Geek Chicks: PyLadies, a Gang of Female Computer Programmers
|Katharine Jarmul, PyLady|
It's not that the PyLadies are intimidated by the men who dominate computer programmer events and workshops. It's just that they got tired of feeling like outsiders.
Katharine Jarmul, 29, remembers the day they first identified the problem. She and three other women found themselves chatting in a circle at a meet-up in March last year. There were 30 or 40 people there, all discussing Django, a website framework built on the Python programming language. But, looking around the room, Jarmul realized that their little circle contained the only female programmers there. The few other women in attendance were recruiters or product managers, not the people who actually write code.

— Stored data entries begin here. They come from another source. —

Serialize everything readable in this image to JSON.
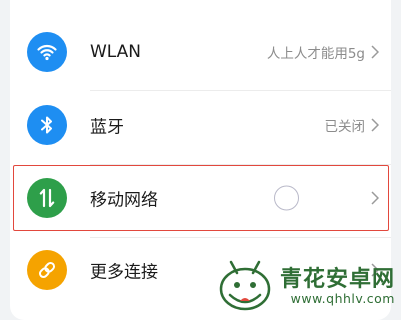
{
  "settings": {
    "items": [
      {
        "label": "WLAN",
        "value": "人上人才能用5g",
        "icon": "wifi-icon",
        "color": "#1e8ef2"
      },
      {
        "label": "蓝牙",
        "value": "已关闭",
        "icon": "bluetooth-icon",
        "color": "#1e8ef2"
      },
      {
        "label": "移动网络",
        "value": "",
        "icon": "mobile-data-icon",
        "color": "#2e9f4a"
      },
      {
        "label": "更多连接",
        "value": "",
        "icon": "link-icon",
        "color": "#f5a300"
      }
    ]
  },
  "watermark": {
    "name": "青花安卓网",
    "url": "www.qhhlv.com"
  },
  "colors": {
    "highlight": "#e2483d"
  }
}
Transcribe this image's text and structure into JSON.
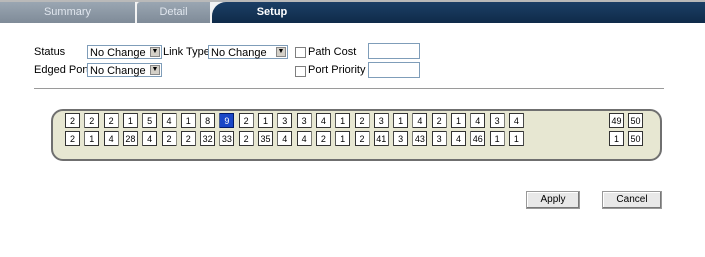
{
  "tabs": {
    "summary": "Summary",
    "detail": "Detail",
    "setup": "Setup"
  },
  "form": {
    "status_label": "Status",
    "status_value": "No Change",
    "link_type_label": "Link Type",
    "link_type_value": "No Change",
    "path_cost_label": "Path Cost",
    "path_cost_value": "",
    "edged_port_label": "Edged Port",
    "edged_port_value": "No Change",
    "port_priority_label": "Port Priority",
    "port_priority_value": ""
  },
  "ports": {
    "top_row": [
      "2",
      "2",
      "2",
      "1",
      "5",
      "4",
      "1",
      "8",
      "9",
      "2",
      "1",
      "3",
      "3",
      "4",
      "1",
      "2",
      "3",
      "1",
      "4",
      "2",
      "1",
      "4",
      "3",
      "4"
    ],
    "bottom_row": [
      "2",
      "1",
      "4",
      "28",
      "4",
      "2",
      "2",
      "32",
      "33",
      "2",
      "35",
      "4",
      "4",
      "2",
      "1",
      "2",
      "41",
      "3",
      "43",
      "3",
      "4",
      "46",
      "1",
      "1"
    ],
    "uplink_top": [
      "49",
      "50"
    ],
    "uplink_bottom": [
      "1",
      "50"
    ],
    "selected_index_top": 8
  },
  "buttons": {
    "apply": "Apply",
    "cancel": "Cancel"
  }
}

"We felt like anomalies," Jarmul recalls.
The women felt the difference most keenly during breaks, when they couldn't join in the inside jokes and casual conversations into which their male colleagues seemed to fall so easily. In a profession so dependent on teamwork and learning new technology, being part of the community is not just a matter of feeling comfortable. It's essential to being competitive.
"I said very frankly, 'Well, maybe we should stop complaining about it and do something,' " Jarmul remembers.
So the four women, along with two others, met a few weeks later at Jarmul's house for spaghetti and wine and began planning. The group's first event was a daylong introduction to Python at KPCC's Crawford Family Forum in Pasadena. Only women could register, although each could bring one male or female guest. The workshop's demographics proved a reversal of most events of its kind: 25 women and two men.
Fast-forward eight months to the last Saturday in January, and the PyLadies are holding a Django event in an office complex in Santa Monica. About 25 people drink coffee and munch on bagels before Jarmul starts the event, with an even split between PyGents and PyLadies, only this time there was no quota system at work.
One of the men in attendance, Robert Obreczarek, a programmer from Mar Vista, says most programmers don't think about gender. "It makes no difference to me [if you're a man or woman] if you know your shit," he says. But, he admits, he had never seen so many women at a meeting of programmers.
Jarmul, vice president of PyLadies, steps to the center front of the room. She has curly blond hair and is wearing wide, silver hoop earrings and a baby blue fitted "Djansta" T-shirt, tattoos peeking out below the sleeves -- not your stereotypical programmer look. "Python, especially Django, is something anyone can do," she tells the group. "You don't need computer-science schooling."
And that's important considering how few women actually study the subject. Jarmul herself studied political science, then education and journalism, but began to teach herself programming while working on the websites of The Washington Post and later USA Today. PyLadies president Christine Cheung, who graduated from UC Riverside in 2007 with a degree in computer science, was one of just two women in her 54-student graduating class. (Both Cheung and Jarmul now work for startup companies in the Los Angeles area.)
The Computing Research Association's most recent survey shows that in 2010, just 13.4 percent of degrees in computer science and computer engineering in the United States and Canada were awarded to women.
Still, Cheung, 27, says the organization is not about excluding men. It's about including women. She got involved with PyLadies because she loves the Python programming language (which was named after Monty Python, she explains). Also, she wanted to feel like a member of a community.